Speaker’s corner
IHAVE for some time been writing for Diversions, a South African leisure magazine for the medical professions and I have permission to share with you its collection of “medical clippings”: For sale: One dozen Mothercare nappies used only once (Oxford Mail).
A cinema usherette turned to prostitution because the job proved too hard on her feet. (Southend Evening Echo).
A long-term study of contraceptive methods is highly favourable to the diaphragm, with researchers finding “no material risks” other than pregnancy. (International Herald Tribune).
A lady medical graduate from India with three years gynaecology and obstetrics seeks suitable opening. (Khaleej Times).
Contraceptive Services Section. On the job training will be given. (Hillington Mirror).
The medical and legal professions have produced some wonderful, unintentional, humour over the years. The Canadian equivalent of Diversions reprinted some – all heard in the courtroom. One has to hand it to court reporters for managing not to laugh. Q: Are you sexually active? A: No, I just lie there.
Q: What gear were you in at the moment of the impact?
A: Gucci sweats and Reeboks.
Q: This myasthenia gravis, does it affect your memory at all?

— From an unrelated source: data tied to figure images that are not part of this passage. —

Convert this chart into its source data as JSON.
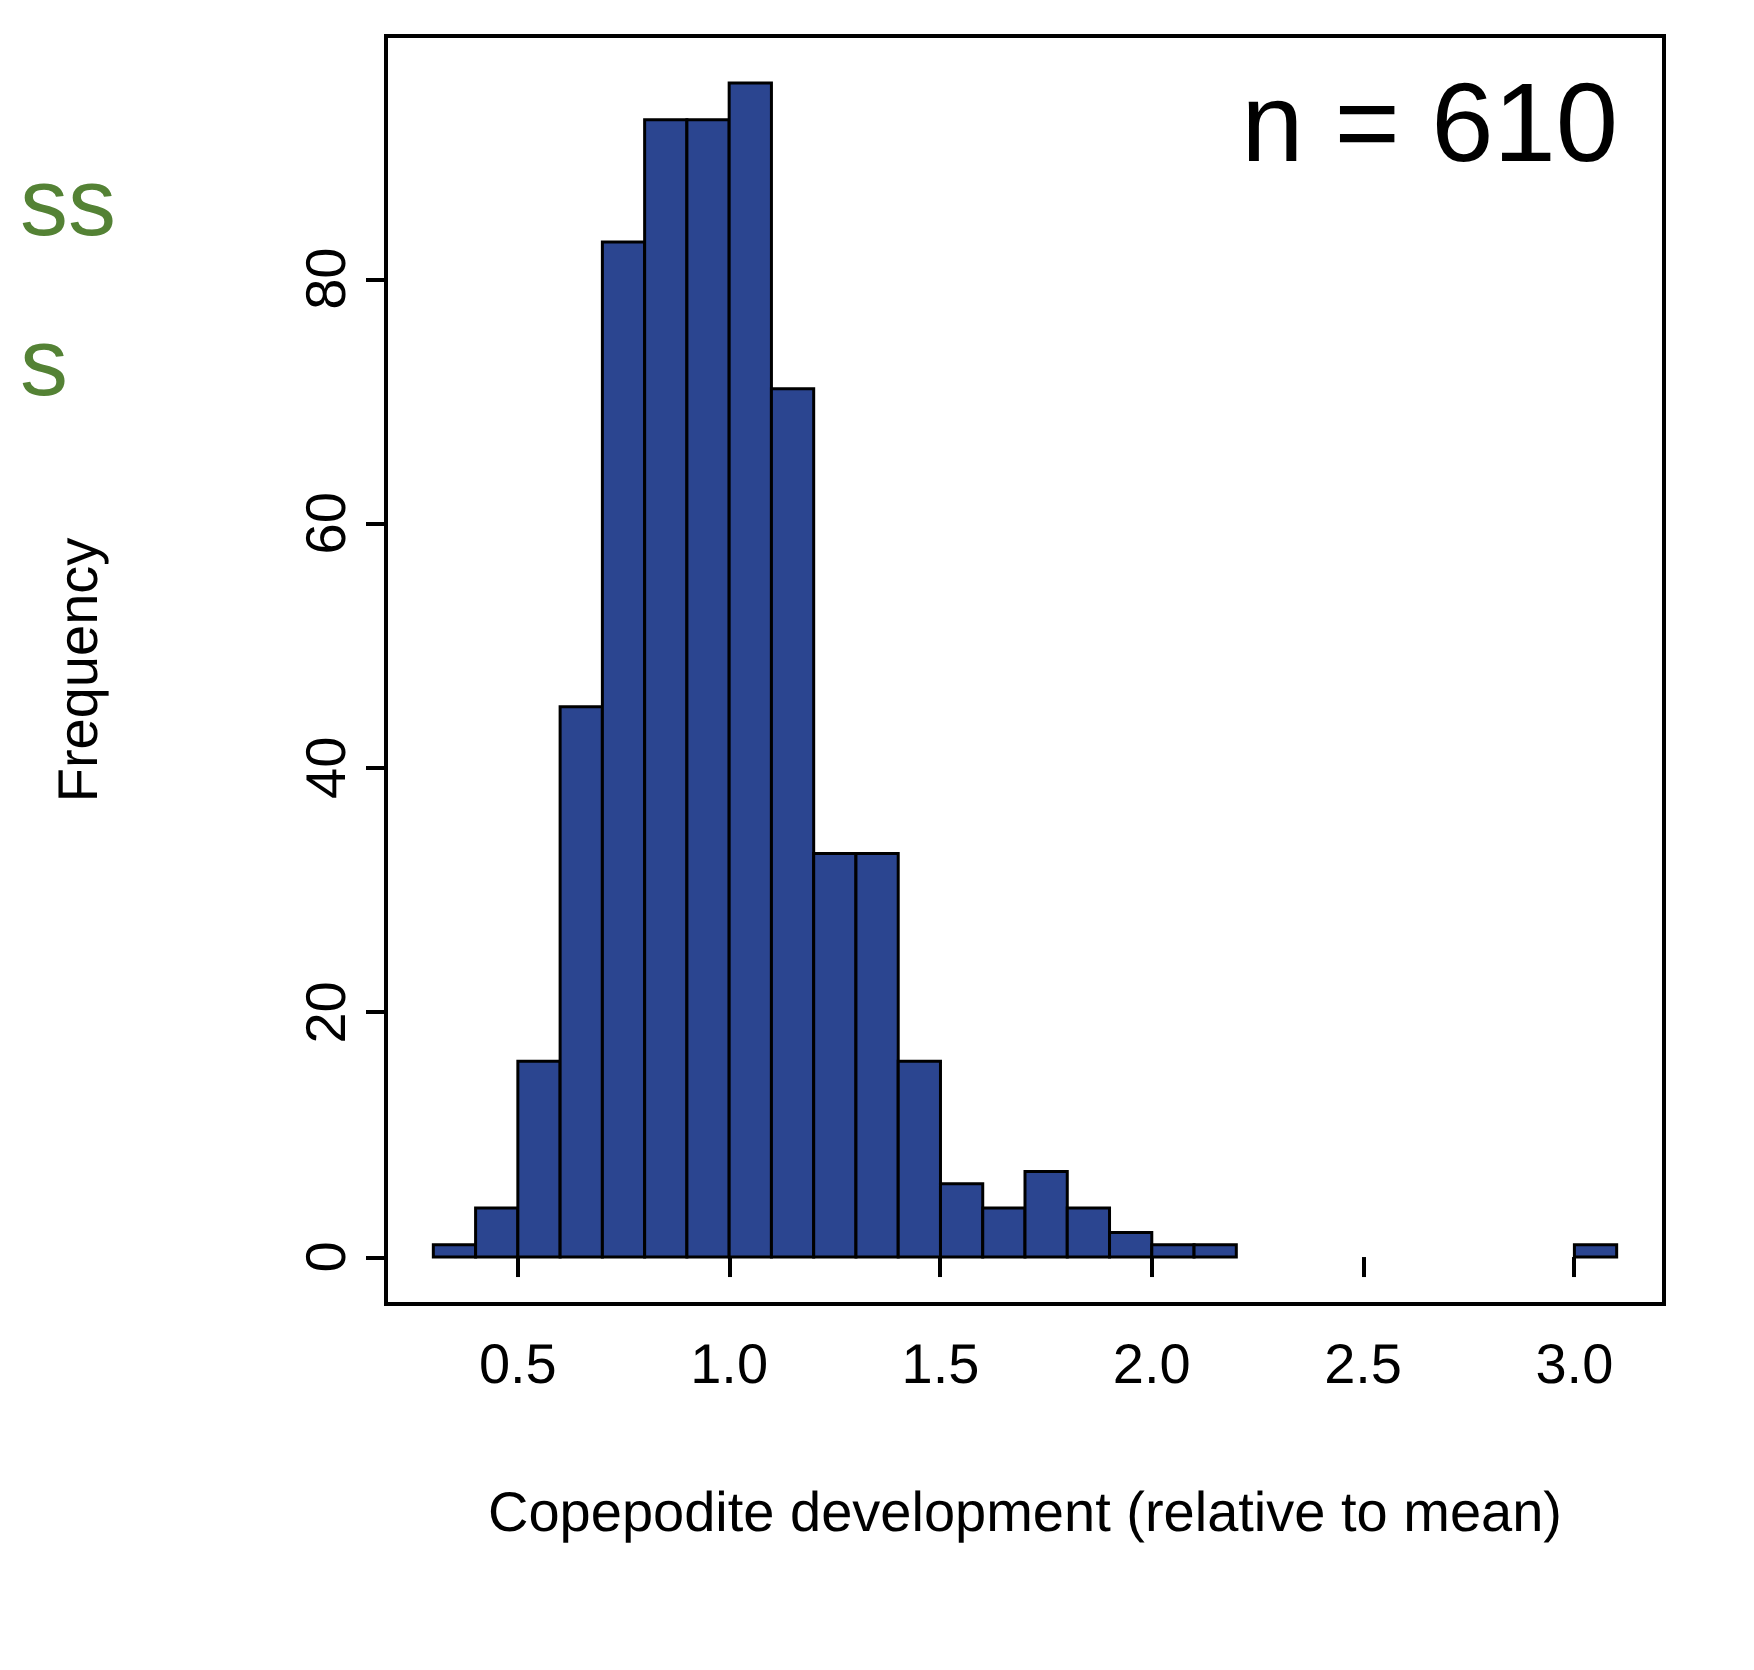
{
  "chart_data": {
    "type": "histogram",
    "xlabel": "Copepodite development (relative to mean)",
    "ylabel": "Frequency",
    "bins": [
      0.3,
      0.4,
      0.5,
      0.6,
      0.7,
      0.8,
      0.9,
      1.0,
      1.1,
      1.2,
      1.3,
      1.4,
      1.5,
      1.6,
      1.7,
      1.8,
      1.9,
      2.0,
      2.1,
      2.2,
      2.3,
      2.4,
      2.5,
      2.6,
      2.7,
      2.8,
      2.9,
      3.0,
      3.1
    ],
    "values": [
      1,
      4,
      16,
      45,
      83,
      93,
      93,
      96,
      71,
      33,
      33,
      16,
      6,
      4,
      7,
      4,
      2,
      1,
      1,
      0,
      0,
      0,
      0,
      0,
      0,
      0,
      0,
      1
    ],
    "color": "#2b4590",
    "xlim": [
      0.188,
      3.212
    ],
    "xticks": [
      {
        "value": 0.5,
        "label": "0.5"
      },
      {
        "value": 1,
        "label": "1.0"
      },
      {
        "value": 1.5,
        "label": "1.5"
      },
      {
        "value": 2,
        "label": "2.0"
      },
      {
        "value": 2.5,
        "label": "2.5"
      },
      {
        "value": 3,
        "label": "3.0"
      }
    ],
    "ylim": [
      -3.84,
      99.84
    ],
    "yticks": [
      0,
      20,
      40,
      60,
      80
    ],
    "grid": false,
    "annotations": [
      "n = 610",
      "ss",
      "s"
    ]
  }
}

A: Yes. Q: And in what ways does it affect your memory? A: I forget. Q: You forget? Can you give us an example of something that you’ve forgotten?

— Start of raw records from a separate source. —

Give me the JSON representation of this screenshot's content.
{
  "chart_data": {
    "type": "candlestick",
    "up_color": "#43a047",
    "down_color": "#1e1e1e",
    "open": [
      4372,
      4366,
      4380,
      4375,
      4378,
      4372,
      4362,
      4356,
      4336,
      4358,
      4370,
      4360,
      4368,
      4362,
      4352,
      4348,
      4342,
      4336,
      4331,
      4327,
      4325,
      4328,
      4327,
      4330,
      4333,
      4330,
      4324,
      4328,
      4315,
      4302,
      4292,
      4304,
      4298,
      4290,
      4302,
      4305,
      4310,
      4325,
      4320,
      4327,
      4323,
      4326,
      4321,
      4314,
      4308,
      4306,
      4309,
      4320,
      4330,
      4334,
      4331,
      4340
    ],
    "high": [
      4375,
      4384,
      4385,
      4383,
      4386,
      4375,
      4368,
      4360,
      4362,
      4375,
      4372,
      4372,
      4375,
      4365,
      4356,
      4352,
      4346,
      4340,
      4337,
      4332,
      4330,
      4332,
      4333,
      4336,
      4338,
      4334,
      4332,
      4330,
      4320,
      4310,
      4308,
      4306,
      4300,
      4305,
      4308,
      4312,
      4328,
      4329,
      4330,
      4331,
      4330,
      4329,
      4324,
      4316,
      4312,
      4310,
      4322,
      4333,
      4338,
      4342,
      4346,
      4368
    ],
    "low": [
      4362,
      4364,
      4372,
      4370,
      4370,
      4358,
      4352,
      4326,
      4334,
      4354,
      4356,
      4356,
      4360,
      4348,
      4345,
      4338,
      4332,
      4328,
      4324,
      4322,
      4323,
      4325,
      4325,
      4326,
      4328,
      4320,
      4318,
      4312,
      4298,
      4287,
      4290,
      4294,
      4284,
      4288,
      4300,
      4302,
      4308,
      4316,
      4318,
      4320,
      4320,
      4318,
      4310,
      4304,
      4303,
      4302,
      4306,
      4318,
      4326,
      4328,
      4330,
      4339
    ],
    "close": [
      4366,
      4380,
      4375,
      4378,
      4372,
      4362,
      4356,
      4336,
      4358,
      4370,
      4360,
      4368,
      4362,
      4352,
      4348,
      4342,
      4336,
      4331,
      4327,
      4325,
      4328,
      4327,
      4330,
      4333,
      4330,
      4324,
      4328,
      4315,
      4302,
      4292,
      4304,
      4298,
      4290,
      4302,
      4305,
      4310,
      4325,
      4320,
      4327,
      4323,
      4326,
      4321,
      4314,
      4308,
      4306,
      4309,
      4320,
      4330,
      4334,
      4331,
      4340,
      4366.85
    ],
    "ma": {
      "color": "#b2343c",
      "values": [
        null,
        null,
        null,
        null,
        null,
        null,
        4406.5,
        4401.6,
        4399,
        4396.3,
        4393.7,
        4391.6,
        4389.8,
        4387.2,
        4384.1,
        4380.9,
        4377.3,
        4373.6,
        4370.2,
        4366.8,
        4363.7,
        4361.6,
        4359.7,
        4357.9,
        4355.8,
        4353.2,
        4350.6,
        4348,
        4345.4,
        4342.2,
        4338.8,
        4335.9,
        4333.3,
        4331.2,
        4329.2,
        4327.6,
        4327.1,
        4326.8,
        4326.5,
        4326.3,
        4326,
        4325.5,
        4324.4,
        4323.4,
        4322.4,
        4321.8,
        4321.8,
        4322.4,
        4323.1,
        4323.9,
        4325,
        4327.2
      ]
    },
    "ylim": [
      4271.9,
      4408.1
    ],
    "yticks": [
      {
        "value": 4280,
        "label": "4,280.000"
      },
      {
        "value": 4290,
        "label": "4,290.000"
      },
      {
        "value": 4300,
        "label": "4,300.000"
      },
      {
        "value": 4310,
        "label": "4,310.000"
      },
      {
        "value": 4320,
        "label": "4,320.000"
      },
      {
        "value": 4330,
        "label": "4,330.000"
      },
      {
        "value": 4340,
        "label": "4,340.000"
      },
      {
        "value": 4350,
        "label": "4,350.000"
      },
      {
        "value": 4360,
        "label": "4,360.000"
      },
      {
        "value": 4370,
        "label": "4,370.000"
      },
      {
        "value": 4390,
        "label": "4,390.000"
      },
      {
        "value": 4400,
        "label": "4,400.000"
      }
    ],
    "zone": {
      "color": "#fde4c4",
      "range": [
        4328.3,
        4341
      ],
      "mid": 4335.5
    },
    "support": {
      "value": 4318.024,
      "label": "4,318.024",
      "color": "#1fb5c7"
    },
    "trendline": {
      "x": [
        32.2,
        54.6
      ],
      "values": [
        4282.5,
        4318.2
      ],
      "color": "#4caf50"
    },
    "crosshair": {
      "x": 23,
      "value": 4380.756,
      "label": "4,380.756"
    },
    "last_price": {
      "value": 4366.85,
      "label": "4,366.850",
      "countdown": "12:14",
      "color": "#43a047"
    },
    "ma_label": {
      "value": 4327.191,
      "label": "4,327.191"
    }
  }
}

Q: What was the first thing your husband said to you when he woke up that morning? A: He said, “Where am I, Cathy?” Q: And why did that upset you? A: My name is Susan.
Q: Now doctor, isn’t it true that when a person dies in his sleep, he doesn’t know about it until the next morning?
A: Did you actually pass the bar exam? Q: So the date of conception (of the baby) was August 8th? A: Yes. Q: And what were you doing at that time?
Q: Is your appearance here this morning pursuant to a deposition notice, which I sent to your attorney?
A: No, this is how I dress when I go to work.
Q: Doctor, how many autopsies have you performed on dead people?
A: All my autopsies are performed on dead people.
Q: Do you recall the time that you examined the body? A: The autopsy started around 8.30 pm. Q: And Mr Dennington was dead at the time?
A: No, he was sitting on the table wondering why I was doing an autopsy.
Q: Doctor, before you performed the autopsy, did you check for a pulse? A: No. Q: Did you check for blood pressure? A: No. Q: Did you check for breathing? A: No Q: Then it is possible that the patient was alive when you began the autopsy? A: No. Q: How can you be so sure, Doctor? A: Because his brain was sitting on my desk in a jar.
Q: But could the patient have still been alive, nevertheless?
A: Yes, it is possible that he could have been alive and practising law somewhere.